Comment from Colin McLean, managing director, SVM Asset Management
- Themes of business disruption and economic stimulus likely to persist
- Investors could see more profit warnings in retail and finance
- Until real wages start to grow, expect governments to continue with stimulative policies
- New regulations on stockbroking commissions may make the stock market less efficient
Inflation and rising interest rates tend to help banks, industrials and mining businesses, and hit prospects for growth businesses. But, if inflation remains low, it could be another good year for growth in the global economy, continuing the performance of growth stocks.
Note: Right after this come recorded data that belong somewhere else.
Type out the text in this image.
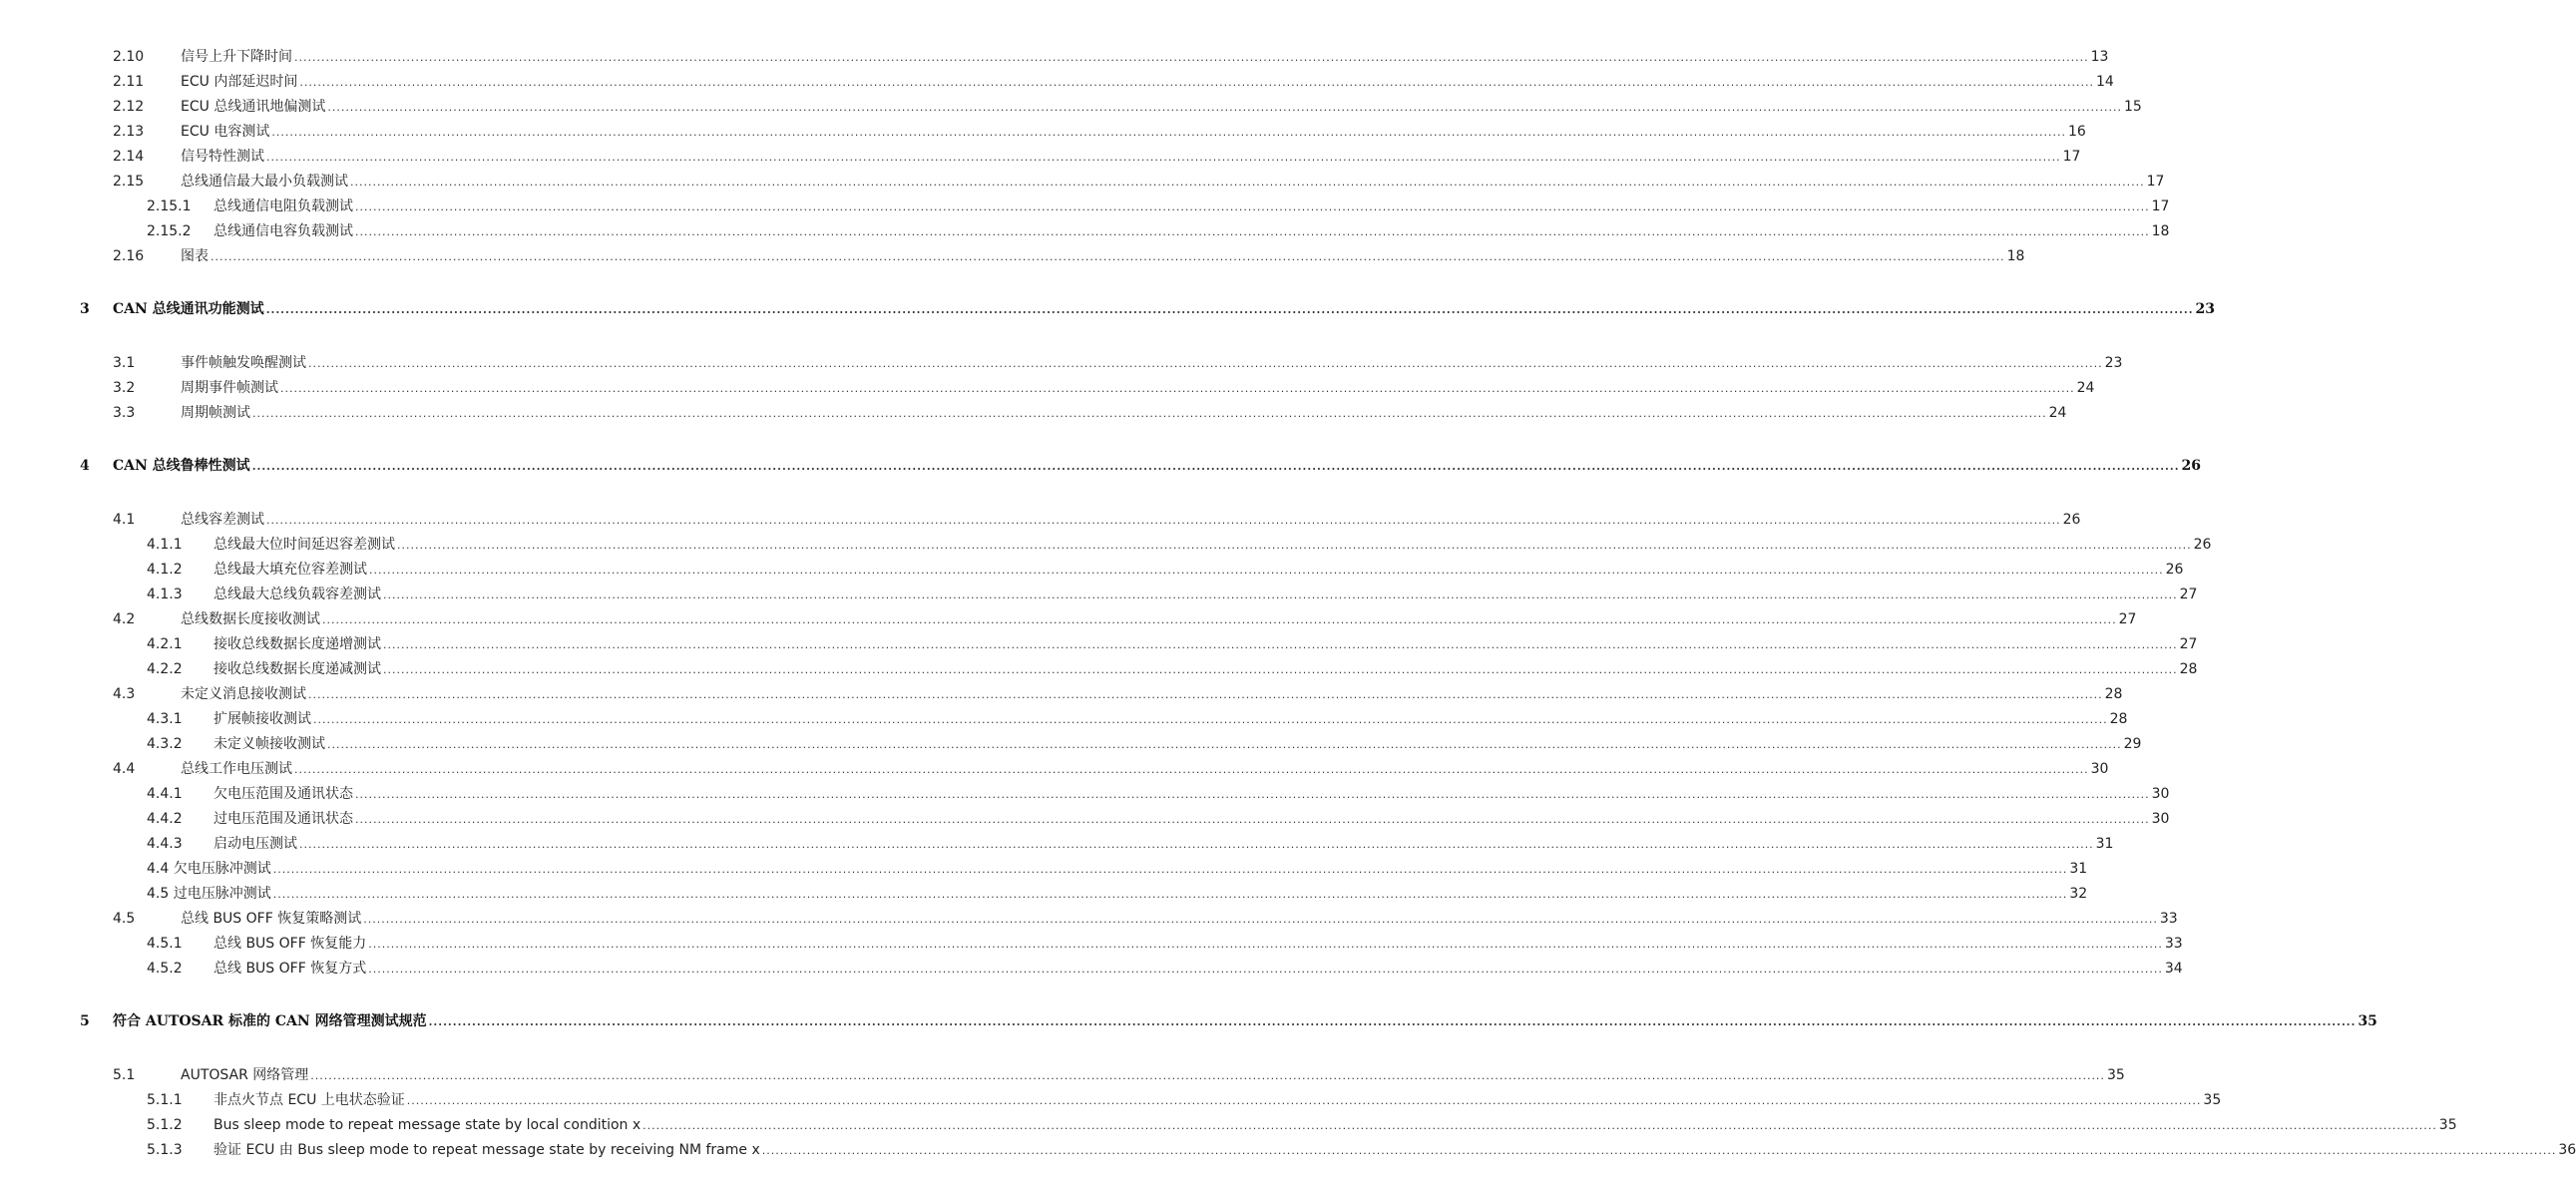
2.10	信号上升下降时间 ................................................................................................................................................................................................................................................................................................................................................................................................................ 13
2.11	ECU 内部延迟时间 ................................................................................................................................................................................................................................................................................................................................................................................................................ 14
2.12	ECU 总线通讯地偏测试 ................................................................................................................................................................................................................................................................................................................................................................................................................ 15
2.13	ECU 电容测试 ................................................................................................................................................................................................................................................................................................................................................................................................................ 16
2.14	信号特性测试 ................................................................................................................................................................................................................................................................................................................................................................................................................ 17
2.15	总线通信最大最小负载测试 ................................................................................................................................................................................................................................................................................................................................................................................................................ 17
2.15.1 总线通信电阻负载测试 ................................................................................................................................................................................................................................................................................................................................................................................................................ 17
2.15.2 总线通信电容负载测试 ................................................................................................................................................................................................................................................................................................................................................................................................................ 18
2.16	图表 ................................................................................................................................................................................................................................................................................................................................................................................................................ 18
3 CAN 总线通讯功能测试 ................................................................................................................................................................................................................................................................................................................................................................................................................ 23
3.1	事件帧触发唤醒测试 ................................................................................................................................................................................................................................................................................................................................................................................................................ 23
3.2	周期事件帧测试 ................................................................................................................................................................................................................................................................................................................................................................................................................ 24
3.3	周期帧测试 ................................................................................................................................................................................................................................................................................................................................................................................................................ 24
4 CAN 总线鲁棒性测试 ................................................................................................................................................................................................................................................................................................................................................................................................................ 26
4.1	总线容差测试 ................................................................................................................................................................................................................................................................................................................................................................................................................ 26
4.1.1 总线最大位时间延迟容差测试 ................................................................................................................................................................................................................................................................................................................................................................................................................ 26
4.1.2 总线最大填充位容差测试 ................................................................................................................................................................................................................................................................................................................................................................................................................ 26
4.1.3 总线最大总线负载容差测试 ................................................................................................................................................................................................................................................................................................................................................................................................................ 27
4.2	总线数据长度接收测试 ................................................................................................................................................................................................................................................................................................................................................................................................................ 27
4.2.1 接收总线数据长度递增测试 ................................................................................................................................................................................................................................................................................................................................................................................................................ 27
4.2.2 接收总线数据长度递减测试 ................................................................................................................................................................................................................................................................................................................................................................................................................ 28
4.3	未定义消息接收测试 ................................................................................................................................................................................................................................................................................................................................................................................................................ 28
4.3.1 扩展帧接收测试 ................................................................................................................................................................................................................................................................................................................................................................................................................ 28
4.3.2 未定义帧接收测试 ................................................................................................................................................................................................................................................................................................................................................................................................................ 29
4.4	总线工作电压测试 ................................................................................................................................................................................................................................................................................................................................................................................................................ 30
4.4.1 欠电压范围及通讯状态 ................................................................................................................................................................................................................................................................................................................................................................................................................ 30
4.4.2 过电压范围及通讯状态 ................................................................................................................................................................................................................................................................................................................................................................................................................ 30
4.4.3 启动电压测试 ................................................................................................................................................................................................................................................................................................................................................................................................................ 31
4.4 欠电压脉冲测试 ................................................................................................................................................................................................................................................................................................................................................................................................................ 31
4.5 过电压脉冲测试 ................................................................................................................................................................................................................................................................................................................................................................................................................ 32
4.5	总线 BUS OFF 恢复策略测试 ................................................................................................................................................................................................................................................................................................................................................................................................................ 33
4.5.1 总线 BUS OFF 恢复能力 ................................................................................................................................................................................................................................................................................................................................................................................................................ 33
4.5.2 总线 BUS OFF 恢复方式 ................................................................................................................................................................................................................................................................................................................................................................................................................ 34
5 符合 AUTOSAR 标准的 CAN 网络管理测试规范 ................................................................................................................................................................................................................................................................................................................................................................................................................ 35
5.1	AUTOSAR 网络管理 ................................................................................................................................................................................................................................................................................................................................................................................................................ 35
5.1.1 非点火节点 ECU 上电状态验证 ................................................................................................................................................................................................................................................................................................................................................................................................................ 35
5.1.2 Bus sleep mode to repeat message state by local condition x ................................................................................................................................................................................................................................................................................................................................................................................................................ 35
5.1.3 验证 ECU 由 Bus sleep mode to repeat message state by receiving NM frame x ................................................................................................................................................................................................................................................................................................................................................................................................................ 36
Stock picking in 2018 may be nuanced, as it has this year, with individual company prospects the key. Themes likely to persist are business disruption and economic stimulus. There’s no slow-down in the arrival of new business models, particularly in retail and finance – both under threat from new mobile online services.
There have been some nasty surprises in these sectors in 2017, and the pattern of profit warnings could continue. New businesses need little capital to expand and are readily scalable, tackling cosy sectors with fat margins but poor customer value.
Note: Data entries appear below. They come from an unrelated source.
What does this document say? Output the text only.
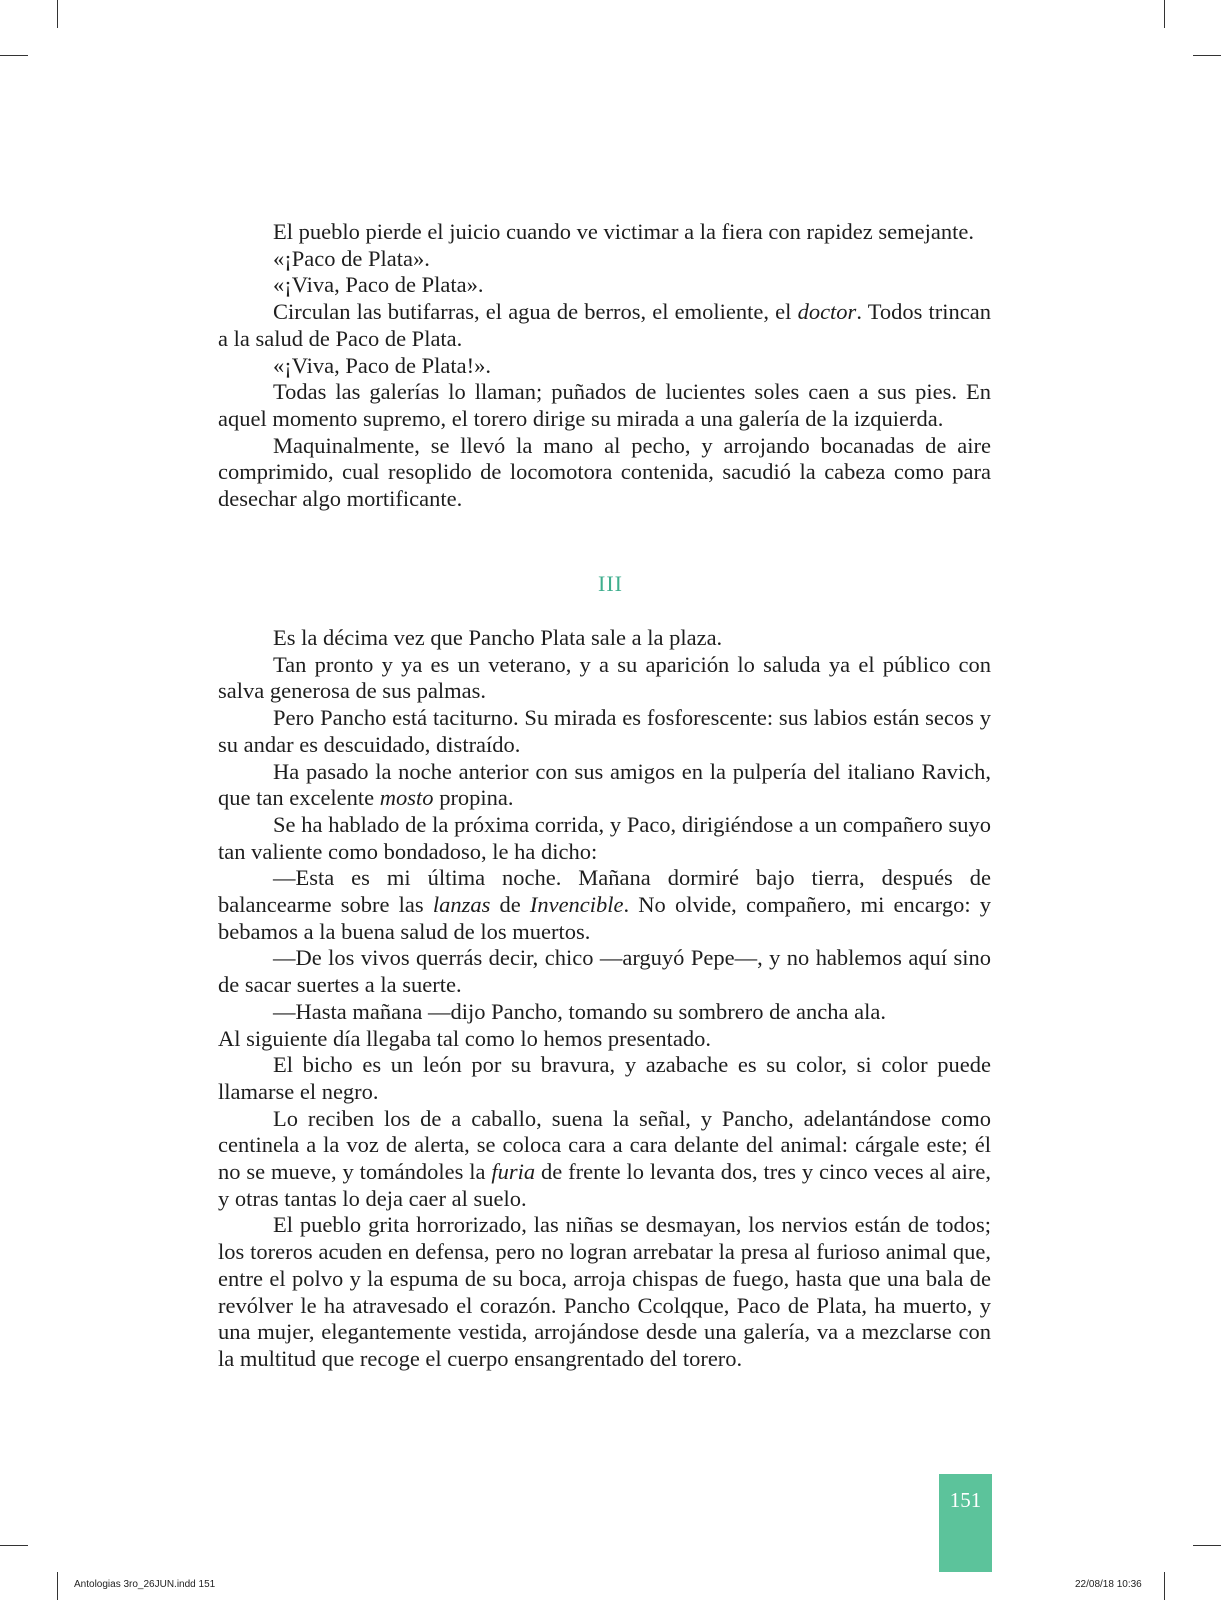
El pueblo pierde el juicio cuando ve victimar a la fiera con rapidez semejante.

«¡Paco de Plata».

«¡Viva, Paco de Plata».

Circulan las butifarras, el agua de berros, el emoliente, el doctor. Todos trincan a la salud de Paco de Plata.

«¡Viva, Paco de Plata!».

Todas las galerías lo llaman; puñados de lucientes soles caen a sus pies. En aquel momento supremo, el torero dirige su mirada a una galería de la izquierda.

Maquinalmente, se llevó la mano al pecho, y arrojando bocanadas de aire comprimido, cual resoplido de locomotora contenida, sacudió la cabeza como para desechar algo mortificante.

III

Es la décima vez que Pancho Plata sale a la plaza.

Tan pronto y ya es un veterano, y a su aparición lo saluda ya el público con salva generosa de sus palmas.

Pero Pancho está taciturno. Su mirada es fosforescente: sus labios están secos y su andar es descuidado, distraído.

Ha pasado la noche anterior con sus amigos en la pulpería del italiano Ravich, que tan excelente mosto propina.

Se ha hablado de la próxima corrida, y Paco, dirigiéndose a un compañero suyo tan valiente como bondadoso, le ha dicho:

—Esta es mi última noche. Mañana dormiré bajo tierra, después de balancearme sobre las lanzas de Invencible. No olvide, compañero, mi encargo: y bebamos a la buena salud de los muertos.

—De los vivos querrás decir, chico —arguyó Pepe—, y no hablemos aquí sino de sacar suertes a la suerte.

—Hasta mañana —dijo Pancho, tomando su sombrero de ancha ala.

Al siguiente día llegaba tal como lo hemos presentado.

El bicho es un león por su bravura, y azabache es su color, si color puede llamarse el negro.

Lo reciben los de a caballo, suena la señal, y Pancho, adelantándose como centinela a la voz de alerta, se coloca cara a cara delante del animal: cárgale este; él no se mueve, y tomándoles la furia de frente lo levanta dos, tres y cinco veces al aire, y otras tantas lo deja caer al suelo.

El pueblo grita horrorizado, las niñas se desmayan, los nervios están de todos; los toreros acuden en defensa, pero no logran arrebatar la presa al furioso animal que, entre el polvo y la espuma de su boca, arroja chispas de fuego, hasta que una bala de revólver le ha atravesado el corazón. Pancho Ccolqque, Paco de Plata, ha muerto, y una mujer, elegantemente vestida, arrojándose desde una galería, va a mezclarse con la multitud que recoge el cuerpo ensangrentado del torero.

151
Antologias 3ro_26JUN.indd 151	22/08/18 10:36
The winning disruptors are typically valued at a premium rating, reflecting their strong growth and cash flows. Nimble investors can avoid declining sectors.
Rising interest rates may not tell the whole story about the global economy. It looks like central banks want to slow economic expansion, but there is little sign of real overheating, even at near full employment. This may have something to do with poor productivity growth, technology and the gig economy, but it’s a persistent pattern across the Western world. Until real wages start to grow, governments are likely to continue with stimulative policies.
The year will start with the new European regulations on stockbroking commissions, which could disrupt research. Investors should see lower commission charges, but the need to pay for stockbroking research in hard cash will be a revolution. It will herald big cuts in employment in the stock market divisions of investment banks, and is likely to shrink the availability of company research.
This may make the stock market less efficient, with share prices becoming more volatile and possibly more frequently out of line with fundamentals. Investing institutions will beef up their own internal research teams to take advantage of this.
Mispricing of shares – particularly in smaller and medium-sized companies – is likely to create greater opportunity for performance and reward for investors who have the skill to evaluate company prospects. In contrast, it may become a riskier world for index funds. Passive investing relies on research by others to get share prices “right”, but next year that free ride will bring new risks.
Those who use index and exchange-traded funds will still enjoy lower investment costs, but they can be less certain that others are doing the work of getting share prices in line with prospects. Active fund managers will conduct more research themselves, and may be able to manage this risk.
This economic cycle is proving unusually long, as is the bull stock market. But market patterns can persist while politicians are focused on growth. Rather than making wholesale change to portfolios, investors should take the opportunity for risk management. Start by considering whether any growth shares are now too highly rated, and look for signs of disruption changing business prospects.